Protecting Freedom of Action
A more conventional role of patents is to protect investment in innovation and, of course, that is also a major reason why IBM pursues patents so aggressively. According to its annual report, in 2015 the company invested $5.2 billion in research and development and clearly, it wants to protect its right to monetize that investment.
However, the firm practices what it calls “reasonable and nondiscriminatory licensing” and doesn’t try to gouge other firms that want to make use of its technology. So while it does earn licensing revenues, $682 million in 2015, that amount is almost non material given the size of its research budget and the $81.7 billion in revenues it earned that year.
What is vastly more important is that patents give IBM what Meyerson calls “freedom of action” to enter the businesses it wants without fear that it will face predatory litigation. It also often cross licenses its patents with other firms who have complementary patents to strengthen its protection to operate freely.
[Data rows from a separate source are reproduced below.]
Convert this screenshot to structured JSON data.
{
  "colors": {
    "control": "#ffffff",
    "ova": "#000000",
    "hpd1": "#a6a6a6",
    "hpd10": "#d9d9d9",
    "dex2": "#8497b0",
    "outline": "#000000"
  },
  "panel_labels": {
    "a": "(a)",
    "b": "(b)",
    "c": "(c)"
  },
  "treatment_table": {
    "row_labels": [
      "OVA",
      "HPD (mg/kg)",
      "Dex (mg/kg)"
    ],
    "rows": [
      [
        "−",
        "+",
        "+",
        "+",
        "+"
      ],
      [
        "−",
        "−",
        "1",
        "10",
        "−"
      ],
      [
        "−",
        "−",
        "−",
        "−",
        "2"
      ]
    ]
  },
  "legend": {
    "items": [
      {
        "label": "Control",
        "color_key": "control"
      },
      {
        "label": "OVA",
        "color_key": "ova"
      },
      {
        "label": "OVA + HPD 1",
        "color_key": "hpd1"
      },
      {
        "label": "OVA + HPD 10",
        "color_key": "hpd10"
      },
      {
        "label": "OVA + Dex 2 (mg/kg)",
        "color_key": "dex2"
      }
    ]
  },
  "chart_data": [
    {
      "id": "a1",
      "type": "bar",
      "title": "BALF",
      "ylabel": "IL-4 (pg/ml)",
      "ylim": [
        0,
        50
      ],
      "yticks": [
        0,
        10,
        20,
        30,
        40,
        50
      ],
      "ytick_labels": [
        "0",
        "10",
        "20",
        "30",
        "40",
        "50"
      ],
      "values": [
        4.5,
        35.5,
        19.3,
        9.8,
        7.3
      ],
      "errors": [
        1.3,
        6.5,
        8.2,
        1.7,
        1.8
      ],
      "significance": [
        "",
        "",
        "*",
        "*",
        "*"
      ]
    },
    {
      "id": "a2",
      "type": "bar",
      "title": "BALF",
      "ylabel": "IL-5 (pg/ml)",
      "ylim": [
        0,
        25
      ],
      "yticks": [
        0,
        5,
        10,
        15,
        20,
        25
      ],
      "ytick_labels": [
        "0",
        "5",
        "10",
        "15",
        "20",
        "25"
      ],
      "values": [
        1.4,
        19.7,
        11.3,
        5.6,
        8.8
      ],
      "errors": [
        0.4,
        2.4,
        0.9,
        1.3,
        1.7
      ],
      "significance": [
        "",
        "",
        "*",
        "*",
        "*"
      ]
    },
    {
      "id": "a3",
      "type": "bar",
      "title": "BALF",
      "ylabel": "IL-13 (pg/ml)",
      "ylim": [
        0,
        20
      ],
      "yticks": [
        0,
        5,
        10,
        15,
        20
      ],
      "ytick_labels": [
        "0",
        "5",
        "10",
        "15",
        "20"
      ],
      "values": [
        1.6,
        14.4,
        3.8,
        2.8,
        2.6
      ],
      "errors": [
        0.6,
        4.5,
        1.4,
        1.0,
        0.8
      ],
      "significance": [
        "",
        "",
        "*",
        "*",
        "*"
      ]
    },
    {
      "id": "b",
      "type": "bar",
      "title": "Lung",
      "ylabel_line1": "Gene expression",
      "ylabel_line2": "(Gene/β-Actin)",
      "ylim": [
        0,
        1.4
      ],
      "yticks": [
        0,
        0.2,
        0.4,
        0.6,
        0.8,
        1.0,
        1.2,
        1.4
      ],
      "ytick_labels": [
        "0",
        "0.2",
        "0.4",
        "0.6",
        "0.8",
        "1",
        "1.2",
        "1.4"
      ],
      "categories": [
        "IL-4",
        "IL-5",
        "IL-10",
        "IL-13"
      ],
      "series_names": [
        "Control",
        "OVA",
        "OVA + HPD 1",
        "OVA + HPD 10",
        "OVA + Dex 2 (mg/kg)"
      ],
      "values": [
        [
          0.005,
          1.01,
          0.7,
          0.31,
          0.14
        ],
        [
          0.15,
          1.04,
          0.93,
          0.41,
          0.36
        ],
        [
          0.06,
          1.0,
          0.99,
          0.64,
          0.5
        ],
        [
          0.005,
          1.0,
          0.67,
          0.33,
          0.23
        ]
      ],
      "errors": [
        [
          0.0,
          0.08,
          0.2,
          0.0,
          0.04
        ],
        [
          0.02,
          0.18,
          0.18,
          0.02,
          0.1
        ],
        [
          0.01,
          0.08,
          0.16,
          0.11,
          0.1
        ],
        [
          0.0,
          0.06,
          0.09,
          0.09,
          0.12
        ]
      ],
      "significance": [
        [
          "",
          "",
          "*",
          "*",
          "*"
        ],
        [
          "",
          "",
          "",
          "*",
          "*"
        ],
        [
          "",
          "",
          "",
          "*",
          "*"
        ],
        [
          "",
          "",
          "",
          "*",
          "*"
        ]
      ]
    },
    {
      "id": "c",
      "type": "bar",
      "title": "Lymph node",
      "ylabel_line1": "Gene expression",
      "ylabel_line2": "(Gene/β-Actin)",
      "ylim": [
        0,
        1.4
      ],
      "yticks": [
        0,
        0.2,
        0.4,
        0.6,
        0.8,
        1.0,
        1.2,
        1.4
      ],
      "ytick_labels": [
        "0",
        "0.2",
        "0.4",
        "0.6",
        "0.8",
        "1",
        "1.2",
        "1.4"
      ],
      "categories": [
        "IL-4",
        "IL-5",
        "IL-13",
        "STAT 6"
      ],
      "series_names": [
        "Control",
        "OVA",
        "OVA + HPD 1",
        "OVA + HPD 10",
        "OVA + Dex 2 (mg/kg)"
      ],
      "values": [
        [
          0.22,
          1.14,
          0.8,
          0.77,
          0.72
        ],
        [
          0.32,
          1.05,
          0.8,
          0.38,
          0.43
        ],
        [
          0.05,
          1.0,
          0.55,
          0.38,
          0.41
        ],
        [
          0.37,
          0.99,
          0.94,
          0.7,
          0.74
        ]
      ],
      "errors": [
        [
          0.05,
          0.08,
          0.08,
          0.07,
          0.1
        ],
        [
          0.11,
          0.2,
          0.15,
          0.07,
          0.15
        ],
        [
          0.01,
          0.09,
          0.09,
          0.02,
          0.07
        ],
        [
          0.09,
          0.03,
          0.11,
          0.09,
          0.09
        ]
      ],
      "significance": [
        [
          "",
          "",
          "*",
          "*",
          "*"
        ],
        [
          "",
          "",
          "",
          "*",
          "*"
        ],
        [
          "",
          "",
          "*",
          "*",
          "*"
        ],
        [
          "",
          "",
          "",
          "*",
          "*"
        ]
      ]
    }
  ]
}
Take a look at the seemingly never ending patent war involving Apple and Samsung and you can see his point. The last thing you want to do is to spend your time fighting expensive legal battles instead of developing products and serving customers. And, with its war chest of nearly 100,000 patents earned over the last 24 years, few want to take IBM on in that arena.
Intellectual Property In An Increasingly Open World
In speaking to Meyerson, what I found most interesting was how IBM’s patent strategy strengthened, rather than weakened its commitment to open source. In fact, it was an early supporter of open source, openly championing Linux in 2000 and then later donating 500 of its patents in 2005, when Microsoft was still calling open source a cancer. It has continued this practice of contributing patents to open source ever since.
In our conversation, Meyerson explained IBM’s rationale. “We use open source when we want to create a community around a technology,” he said. “What drives our decision making about open source is that we ask, ‘is this the most effective use of finite resources to advance a technology or are we better off helping to build a community.’”
So again, by contributing its patents to open source foundations like Linux and Apache, it preserves its freedom of action and allows it to manage its resources more intelligently. For example, it makes no sense for IBM to develop a competitor to open technologies like Hadoop or Spark, when it can more profitably invest in proprietary products to build on top of them.
“Fundamentally you do not want to use your patents to impede innovation,” Meyerson told me. “You want to encourage others to build on your ideas and increase the market size, while at the same time protecting your freedom of action and to serve your customers well.”
Registering patents is time consuming and expensive. It also gives competitors an open view to what you’re working on and some insights into what products you plan to develop. In IBM’s case though, that seems like a small price to pay.